I can see arguments both ways here, Joe.
I certainly know whet you mean - there are circumstances where it would be very useful to be able to access the data in a TDE file in ways that Tableau doesn't currently allow.
But I can also see that opening up access in that way could change the way that extracts would be used and that could potentially change the design constraints. One of the things that contributes significantly to extract speed is that the designers were very clear about the nature of use of a TDE file (things like no update capability, so no need for locking or other concurrency control). Likewise, there is no real need to worry about database recovery - and if a TDE were to become corrupt it can always just be regenerated.
So I can imagine that changing the usage profile by making it become the definitive data store, rather than a derived copy, could change some of those original design constraints.

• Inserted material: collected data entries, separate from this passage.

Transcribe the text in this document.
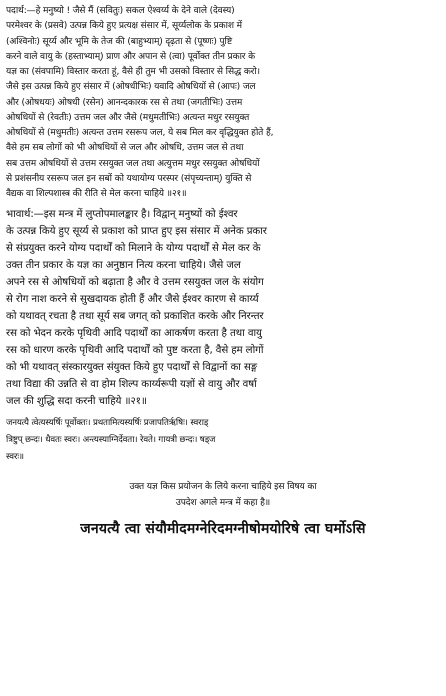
पदार्थ:—हे मनुष्यो ! जैसे मैं (सवितुः) सकल ऐश्वर्य्य के देने वाले (देवस्य)
परमेश्वर के (प्रसवे) उत्पन्न किये हुए प्रत्यक्ष संसार में, सूर्य्यलोक के प्रकाश में
(अश्विनोः) सूर्य्य और भूमि के तेज की (बाहुभ्याम्) दृढ़ता से (पूष्णः) पुष्टि
करने वाले वायु के (हस्ताभ्याम्) प्राण और अपान से (त्वा) पूर्वोक्त तीन प्रकार के
यज्ञ का (संवपामि) विस्तार करता हूं, वैसे ही तुम भी उसको विस्तार से सिद्ध करो।
जैसे इस उत्पन्न किये हुए संसार में (ओषधीभिः) यवादि ओषधियों से (आपः) जल
और (ओषधयः) ओषधी (रसेन) आनन्दकारक रस से तथा (जगतीभिः) उत्तम
ओषधियों से (रेवतीः) उत्तम जल और जैसे (मधुमतीभिः) अत्यन्त मधुर रसयुक्त
ओषधियों से (मधुमतीः) अत्यन्त उत्तम रसरूप जल, ये सब मिल कर वृद्धियुक्त होते हैं,
वैसे हम सब लोगों को भी ओषधियों से जल और ओषधि, उत्तम जल से तथा
सब उत्तम ओषधियों से उत्तम रसयुक्त जल तथा अत्युत्तम मधुर रसयुक्त ओषधियों
से प्रशंसनीय रसरूप जल इन सबों को यथायोग्य परस्पर (संपृच्यन्ताम्) युक्ति से
वैद्यक वा शिल्पशास्त्र की रीति से मेल करना चाहिये ॥२१॥
भावार्थ:—इस मन्त्र में लुप्तोपमालङ्कार है। विद्वान् मनुष्यों को ईश्वर
के उत्पन्न किये हुए सूर्य्य से प्रकाश को प्राप्त हुए इस संसार में अनेक प्रकार
से संप्रयुक्त करने योग्य पदार्थों को मिलाने के योग्य पदार्थों से मेल कर के
उक्त तीन प्रकार के यज्ञ का अनुष्ठान नित्य करना चाहिये। जैसे जल
अपने रस से ओषधियों को बढ़ाता है और वे उत्तम रसयुक्त जल के संयोग
से रोग नाश करने से सुखदायक होती हैं और जैसे ईश्वर कारण से कार्य्य
को यथावत् रचता है तथा सूर्य सब जगत् को प्रकाशित करके और निरन्तर
रस को भेदन करके पृथिवी आदि पदार्थों का आकर्षण करता है तथा वायु
रस को धारण करके पृथिवी आदि पदार्थों को पुष्ट करता है, वैसे हम लोगों
को भी यथावत् संस्कारयुक्त संयुक्त किये हुए पदार्थों से विद्वानों का सङ्ग
तथा विद्या की उन्नति से वा होम शिल्प कार्य्यरूपी यज्ञों से वायु और वर्षा
जल की शुद्धि सदा करनी चाहिये ॥२१॥
जनयत्यै त्वेत्यस्यर्षिः पूर्वोक्तः। प्रथतामित्यस्यर्षिः प्रजापतिर्ऋषिः। स्वराड्
त्रिष्टुप् छन्दः। धैवतः स्वरः। अन्त्यस्याग्निर्देवता। रेवते। गायत्री छन्दः। षड्ज
स्वरः॥
उक्त यज्ञ किस प्रयोजन के लिये करना चाहिये इस विषय का
उपदेश अगले मन्त्र में कहा है॥
जनयत्यै त्वा संयौमीदमग्नेरिदमग्नीषोमयोरिषे त्वा घर्मोऽसि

My gut-feel is that the advantages of keeping it simple by maintaining the current closed access probably outweigh the advantages of opening it up. And by the way, I was lobbying hard for opening it up throughout the technology preview phase for the data engine last year - but the wiser Tableau heads prevailed.
Many applications keep data that is loaded into their application as a specialized format that is optimized for their purposes, with Tableau I see that as a .tde file. I agree and think it is great that the .tde file is limited in what it can to to enable it's core purpose to be more capable, no writing your only queries of it, no editing vales, and so on enable the read-only style to be faster and more focused.

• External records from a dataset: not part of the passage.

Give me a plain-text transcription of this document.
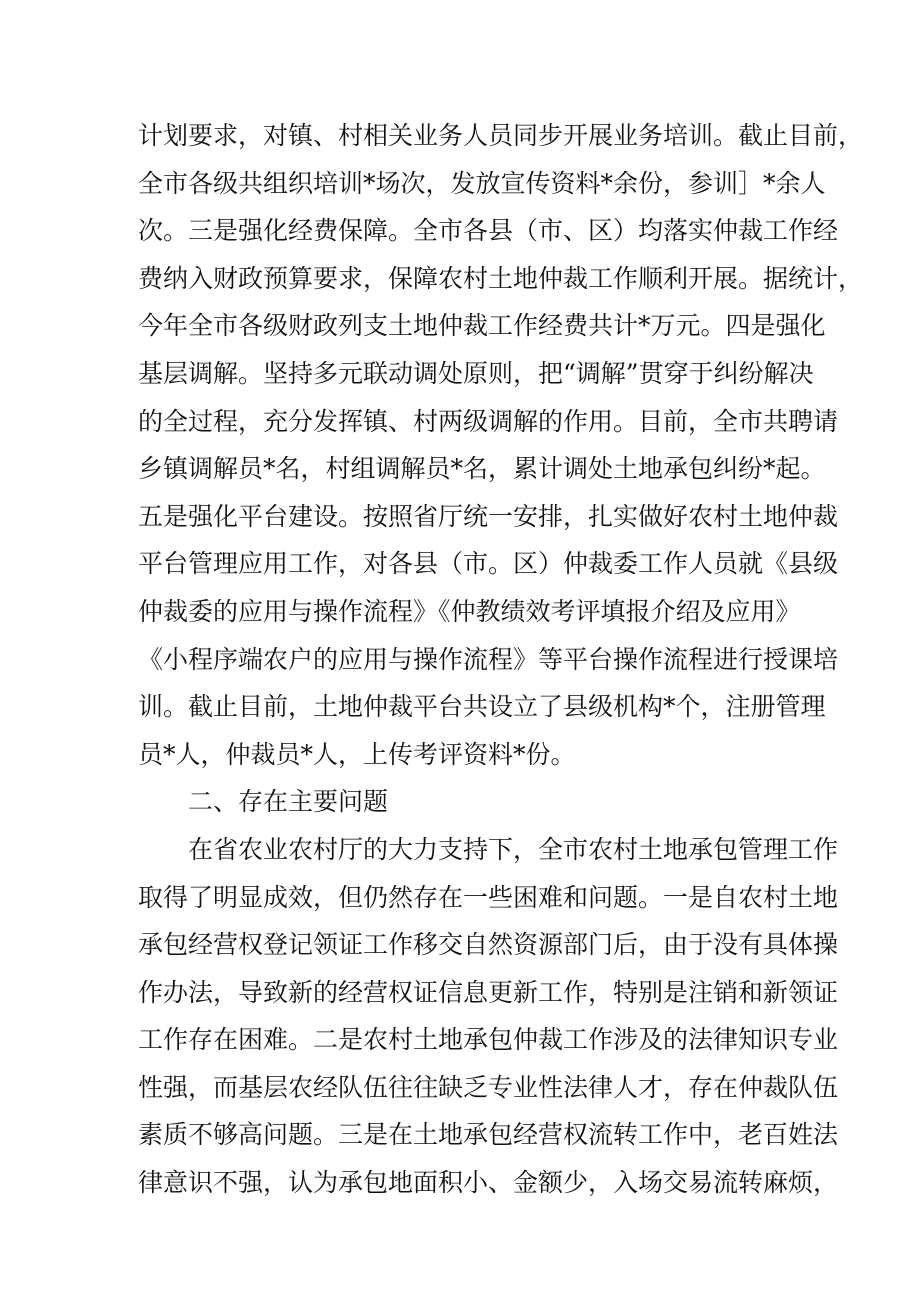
计划要求，对镇、村相关业务人员同步开展业务培训。截止目前，
全市各级共组织培训*场次，发放宣传资料*余份，参训］*余人
次。三是强化经费保障。全市各县（市、区）均落实仲裁工作经
费纳入财政预算要求，保障农村土地仲裁工作顺利开展。据统计，
今年全市各级财政列支土地仲裁工作经费共计*万元。四是强化
基层调解。坚持多元联动调处原则，把“调解”贯穿于纠纷解决
的全过程，充分发挥镇、村两级调解的作用。目前，全市共聘请
乡镇调解员*名，村组调解员*名，累计调处土地承包纠纷*起。
五是强化平台建设。按照省厅统一安排，扎实做好农村土地仲裁
平台管理应用工作，对各县（市。区）仲裁委工作人员就《县级
仲裁委的应用与操作流程》《仲教绩效考评填报介绍及应用》
《小程序端农户的应用与操作流程》等平台操作流程进行授课培
训。截止目前，土地仲裁平台共设立了县级机构*个，注册管理
员*人，仲裁员*人，上传考评资料*份。
二、存在主要问题
在省农业农村厅的大力支持下，全市农村土地承包管理工作
取得了明显成效，但仍然存在一些困难和问题。一是自农村土地
承包经营权登记领证工作移交自然资源部门后，由于没有具体操
作办法，导致新的经营权证信息更新工作，特别是注销和新领证
工作存在困难。二是农村土地承包仲裁工作涉及的法律知识专业
性强，而基层农经队伍往往缺乏专业性法律人才，存在仲裁队伍
素质不够高问题。三是在土地承包经营权流转工作中，老百姓法
律意识不强，认为承包地面积小、金额少，入场交易流转麻烦，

With the previous styles of .tde files, if the data changed, you had to reload the entire data source. I did not see the limitation of not being able to easily export from a .tde file as an issue, because you had to keep the original data if you wanted to append to the .tde.
Now with incremental loading you do not need to keep your original data to append to a .tde file. I no longer see the creation of a .tde file as a just copy of the data, I now now see it as a generation of a data store where that combination of records can be unique to that file.
Because I have to deal with data that is generated in different applications, I need software like http://www.stattransfer.com/stattransfer/formats.html that converts between different file formats, and ETL software with import steps for each vendor's data store type. I see this level of sophistication as more than what I think would be nice because a .tde file is focused on read only, I think it would be a nice addition if Tableau allowed for the mass export of the data in a .tde file.
This way I can use Tableau to create an incramentaly loaded data store, use Tableau to analyze the data, and then export the underlying data for use somewhere else.
The current features in Tableau work well for getting at the underlying data for thousands of rows at a time, but there is currently not an easy way to export all data when there is a larger amount stored in a .tde file.
Where does Tableau stand on enabling users to access their data once it is loaded into a .tde file?
I am not into data warehousing that much, but here are my thoughts on the subject:
- One of the main reasons we picked Tableau out of many others is the fact that it doesn't come attached to an "industrial strength" data warehouse. This means that we (business users) can keep IT happy because we are not intruding on their turf - IT does the data, we connect to it with our front end tools. A few other worthy solutions were rejected because they involved managing a DW, which means involving IT (in most corporate environtments) - a definite 'no go' for us. I personally like the lightweight nature of Tableau and the fact that the datastore is hidden away from the user and I dont' have to worry about it.
- I think the main purpose of Tableau extract is to serve the front end, so Tableau developers have the freedom to do crazy things in the back end (no, I didn't mean what you just thought), and not worry about exposing a UI to users, providing API, etc. etc. - in other words maintaing all the "best practice DW management" functonality that Richard mentioned above. If Tableau does go that way and offer their own DW, I just hope it will be unbundled from front end (like Hyperion and Essbase, for example).
On the other hand, if it is no extra effort for Tabeau to allow advanced users access to its built-in data store, and it is made clear that it is no DW (like tabcmd and tabadmin - they are documented but not for an average user) - then why not?
I think... that the full implications of making "a data store where that combination of records can be unique to that file" are still percolating around here. My personal opinion is that we don't *want* to become the "data store of record," and that extracts are still more a specialized, optimized *cache* than any sort of data warehouse. It's dangerous, then, to start treating your cache like a substitute for or replacement of your store. But with a persistent cache, I could see needs where emergencies happen and yes, it'd be nice to recover your data from your cache. And incremental "refresh" really can function like incremental "addition", which is where I think trouble starts brewing.
All your thoughts here are appreciated and heard, and I hope that we start thinking inside of Tableau about tooling in *both* directions.
Well put, James, I think you captured the dilemma very well.